AUGUSTA, Maine — Lawmakers on Friday deferred action once again on legislation that would adopt a tiered classification system for registered sex offenders even though the inaction could have legal and financial implications.

LD 1514, submitted by Rep. Anne Haskell, D-Portland, would update Maine’s Sex Offender Registry and Notification Act, which was first passed in 1999, by creating three tiers of offenders and a risk assessment tool to classify offenders into those tiers.

Members of the Legislature’s Criminal Justice and Public Safety Committee were generally supportive of Haskell’s bill during a work session Friday, but they ultimately decided to push any decision to the next legislative session.

“I certainly would like to see us take a direction,” Haskell said during the session. “We’ve been plowing the same ground now for all this time.”

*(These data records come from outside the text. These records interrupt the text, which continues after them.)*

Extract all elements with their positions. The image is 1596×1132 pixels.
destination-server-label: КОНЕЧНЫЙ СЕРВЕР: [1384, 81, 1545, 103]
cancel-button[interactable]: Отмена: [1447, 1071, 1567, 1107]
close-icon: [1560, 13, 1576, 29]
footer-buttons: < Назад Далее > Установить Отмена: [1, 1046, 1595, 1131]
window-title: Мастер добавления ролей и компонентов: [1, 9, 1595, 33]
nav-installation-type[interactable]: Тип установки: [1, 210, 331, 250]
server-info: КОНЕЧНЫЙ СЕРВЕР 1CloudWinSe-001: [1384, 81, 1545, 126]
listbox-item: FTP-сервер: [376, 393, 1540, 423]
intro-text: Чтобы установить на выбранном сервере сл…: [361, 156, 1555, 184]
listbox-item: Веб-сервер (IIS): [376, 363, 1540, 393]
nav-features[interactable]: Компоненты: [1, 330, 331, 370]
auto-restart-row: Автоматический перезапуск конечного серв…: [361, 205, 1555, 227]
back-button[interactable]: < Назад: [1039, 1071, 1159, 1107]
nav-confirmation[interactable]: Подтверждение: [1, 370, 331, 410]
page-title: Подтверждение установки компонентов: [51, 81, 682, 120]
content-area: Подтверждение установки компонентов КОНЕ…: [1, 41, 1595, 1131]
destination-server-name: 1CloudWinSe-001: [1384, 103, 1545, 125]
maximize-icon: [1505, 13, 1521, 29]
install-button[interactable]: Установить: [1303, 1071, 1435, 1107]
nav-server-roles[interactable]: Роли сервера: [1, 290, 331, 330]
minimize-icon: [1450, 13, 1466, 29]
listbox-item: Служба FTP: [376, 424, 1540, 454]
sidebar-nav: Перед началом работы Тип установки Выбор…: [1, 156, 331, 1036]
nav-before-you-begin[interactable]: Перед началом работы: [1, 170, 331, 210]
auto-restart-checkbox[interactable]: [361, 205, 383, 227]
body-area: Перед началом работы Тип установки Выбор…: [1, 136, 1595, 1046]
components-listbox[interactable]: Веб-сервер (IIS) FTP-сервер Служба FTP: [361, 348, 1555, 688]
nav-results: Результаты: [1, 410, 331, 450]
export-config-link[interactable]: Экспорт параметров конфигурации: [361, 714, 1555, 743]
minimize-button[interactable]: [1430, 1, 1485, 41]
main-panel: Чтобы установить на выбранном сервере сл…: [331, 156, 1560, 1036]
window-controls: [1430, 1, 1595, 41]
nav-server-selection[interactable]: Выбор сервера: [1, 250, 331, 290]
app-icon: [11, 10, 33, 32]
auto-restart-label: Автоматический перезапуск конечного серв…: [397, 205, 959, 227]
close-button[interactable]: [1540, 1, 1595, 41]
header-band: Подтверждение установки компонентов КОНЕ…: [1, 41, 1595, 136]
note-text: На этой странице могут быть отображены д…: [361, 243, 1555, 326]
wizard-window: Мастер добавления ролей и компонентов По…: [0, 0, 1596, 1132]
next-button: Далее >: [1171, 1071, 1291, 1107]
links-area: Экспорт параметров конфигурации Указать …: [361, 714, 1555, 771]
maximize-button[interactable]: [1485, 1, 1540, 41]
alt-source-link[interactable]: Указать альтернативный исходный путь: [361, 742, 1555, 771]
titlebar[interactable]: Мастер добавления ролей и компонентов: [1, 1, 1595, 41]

After the vote, Haskell said she wasn’t necessarily frustrated with the result.

“The bill was submitted late and it was a comprehensive bill,” she said. “There are a lot of freshman legislators who didn’t have time to get up to speed.”

Still, there may be increasing pressure to make changes soon. Maine is one of dozens of states that are still trying to meet new requirements of the federal Adam Walsh Act. If Maine does not meet those requirements by late July, it could lose Department of Justice funding.

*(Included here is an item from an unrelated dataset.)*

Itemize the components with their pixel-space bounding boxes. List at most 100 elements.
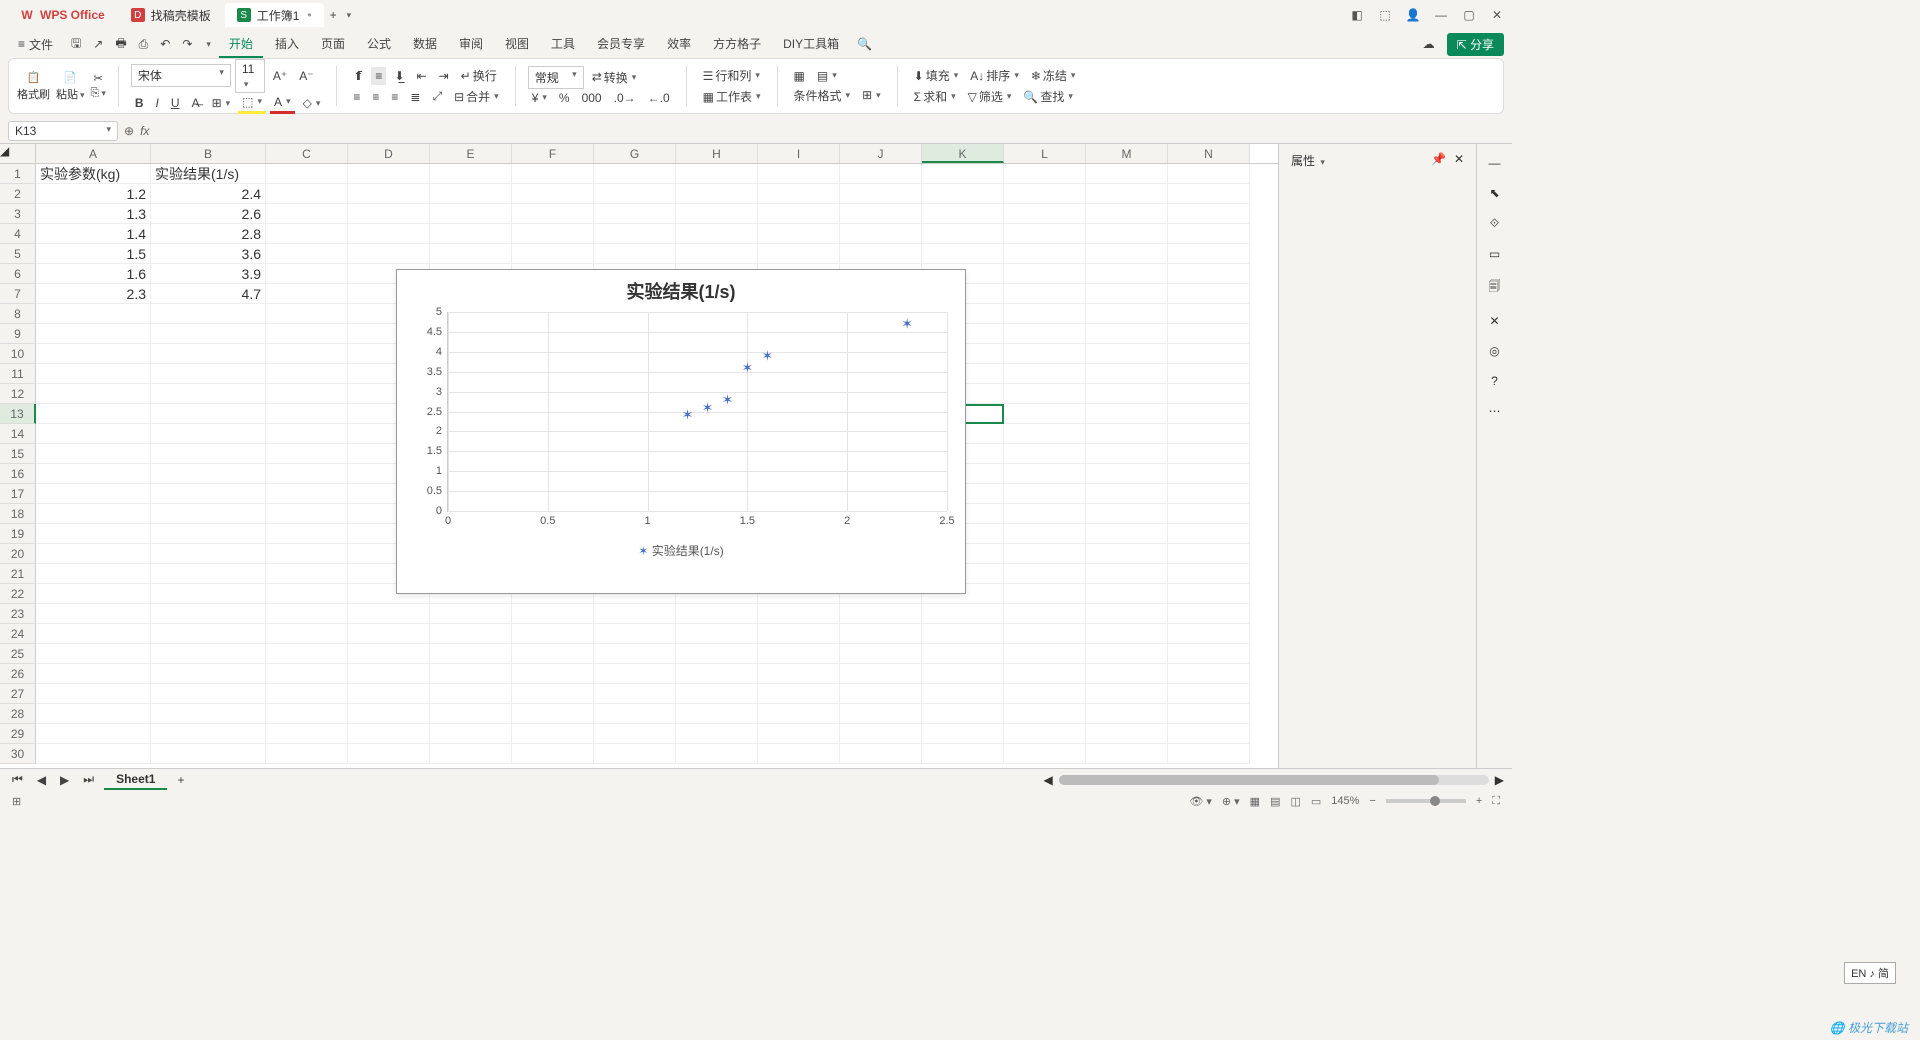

Lawmakers in several Legislatures dating back to 2006 have discussed implementing a tiered system for sex offenders, similar to what Massachusetts and other states have done, but actual changes have been elusive.

Haskell’s bill would separate offenders into 10-year registrants, 25-year registrants and lifetime registrants and would further establish a risk assessment process to determine the threat level an offender poses to society.

The biggest concerns over LD 1514 were related to risk assessment. Some critics are worried about the cost of implementing such a program. Others are not convinced risk assessment is reliable or consistent.

Legislators voted to carry over LD 1514 to the next legislative session, but they also committed to holding a workshop over the summer to address any lingering concerns.

Although they delayed action on Haskell’s bill, the Criminal Justice and Public Safety Committee did vote to send forward an amended version of LD 1025, a bill that also proposes changes to the sex offender registry. Sponsored by Sen. Bill Diamond, D-Windham, that bill would require Maine’s registry to show whether someone would be listed for 10 years or for life. Currently, there is no way to differentiate between low-risk offenders and high-risk predators.

Diamond said even making that minor change would do more than any other Legislature in recent years has done to address inequities in Maine’s sex offender laws.

The committee also approved on Friday LD 1317, sponsored by Rep. Gary Plummer, R-Windham, which prohibits information collected by the State Bureau of Identification from being disseminated to the public except as part of the state-run registry.

Many private registries have been created by nongovernmental groups, but the information is not updated regularly and often contains incomplete and sometimes inaccurate data, according to Matthew Ruel, director of the State Bureau of Identification, which manages the registry.

That bill is likely to be reviewed by the Judiciary Committee because it has implications on Maine’s Freedom of Access laws.

The Maine Department of Public Safety, meanwhile, is seeking lawmakers’ assistance in discouraging private sex offender registries from popping up on the Web with Maine data.

Ruel said the state could further discourage private registries by creating mapping capabilities on Maine’s site, but legislators were not overly supportive of that idea.

“I’m going to be careful about putting any more information out on that registry,” said Sen. Stan Gerzofsky, D-Brunswick.